WHO: Dr. Shelly deZevallos
WHERE: Houston, Texas
POSITION: President of West Houston Airport / Principal at Independent Mortgage Company
CAREER HIGHLIGHTS: NBAA Board Member / Founding Member and President of Texans for General Aviation
Ratings: Glider, SEL, MEL, IFR, Commercial
1. As a third-generation pilot, aviation is in your blood. How does aviation play a role in your life today?
I have this theory in life that there are two things you can never replace – people and time. Our airplane saves us so much time. We own a Beechcraft Baron B58 and it enables us to be more efficient and effective, both professionally and personally. At least every other week, my husband and I use it for business-related trips, which are often last minute. We also regularly fly with our children. We are a family of four, so traveling commercial can quickly get expensive and time-consuming whereas the Baron allows for quicker, more enjoyable travel. The airplane fits us perfectly.

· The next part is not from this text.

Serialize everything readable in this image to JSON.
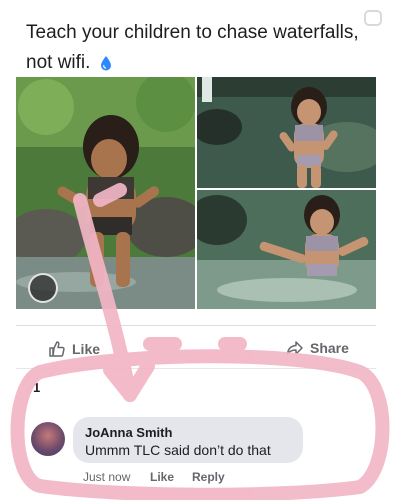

2. How great of a presence does the West Houston Airport have in the aviation infrastructure of Houston?
West Houston Airport is the closest general aviation airport to downtown Houston and the Energy Corridor. So, airplanes typically choose to land here for its convenience as well as fast turnaround service and amenities such as conference rooms or maintenance facilities. In all, the airport generates a local economic impact of over $25 million to the community. We also are host to several community groups including the 99’s, EAA, FAA FAST meetings and others.

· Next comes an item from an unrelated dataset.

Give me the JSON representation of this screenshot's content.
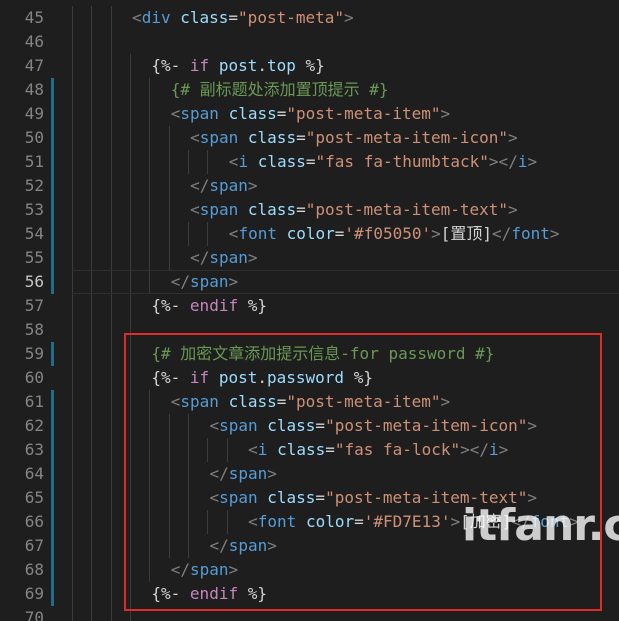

3. As a founder of Texans for General Aviation, what is the primary mission of the organization and what do you consider its greatest achievement thus far?
Texans for General Aviation came about when several of us in the business aviation industry realized the Texas Legislature and local officials were not being informed about the impact general aviation has on the state. We wanted to assist policy makers in recognizing its importance so we formed the organization and helped initiate the Texas Legislative General Aviation Caucus, made up of legislators and their staff. And it’s just taken off. We have some wonderful leaders like Representative John Cyrier. The caucus is now a great resource for policy makers in Texas regarding general and business aviation.
4. As a member of the NBAA Board, what do you hope to contribute to business aviation’s leading organization?
I was elected to the Board last November, which is an absolute honor. Being a pilot and small-business owner in both aviation and a non-aviation industry, I see firsthand what’s going on at our country’s airports. I think that experience, combined with my policy and educational background, allows me to bring a different perspective to an already-diverse Board. In addition to aviation, I love policy. It has worked out really well bringing those two passions together.
5. In late August, the entire country watched in horror the devastation of Hurricane Harvey on the city of Houston. How did the hurricane affect the West Houston Airport and how did the aviation community come together to aid the city?
When Hurricane Harvey hit, it rained for almost six days. But what hurt us at the airport specifically was not the wind or rain, but the floodwaters from the reservoir and diversion afterward. We had been hoping to assist with relief efforts right away, but were unable due to the high water being slow to recede. Finally, on Sunday (Sept. 3), airplanes delivering supplies were able to make their way in.
We have had dozens and dozens of pilots fly into our airport from all over the country – Michigan, Florida, California…I think I’ve seen every make or model of airplane fly in here. They’re doing what they love while helping others at the same time. Those of us affected by the storm have assuredly experienced a grieving period, yet the comradery that has surfaced is unlike anything I’ve ever seen. For example, the Sky Hope Network in Georgetown, Texas, and Operation Air Drop from Dallas, Texas, we could not have delivered the relief supplies if it weren’t for these organizations and people like Robin Eissler and Stephen Langley getting these air lifts started. It’s truly been awe-inspiring.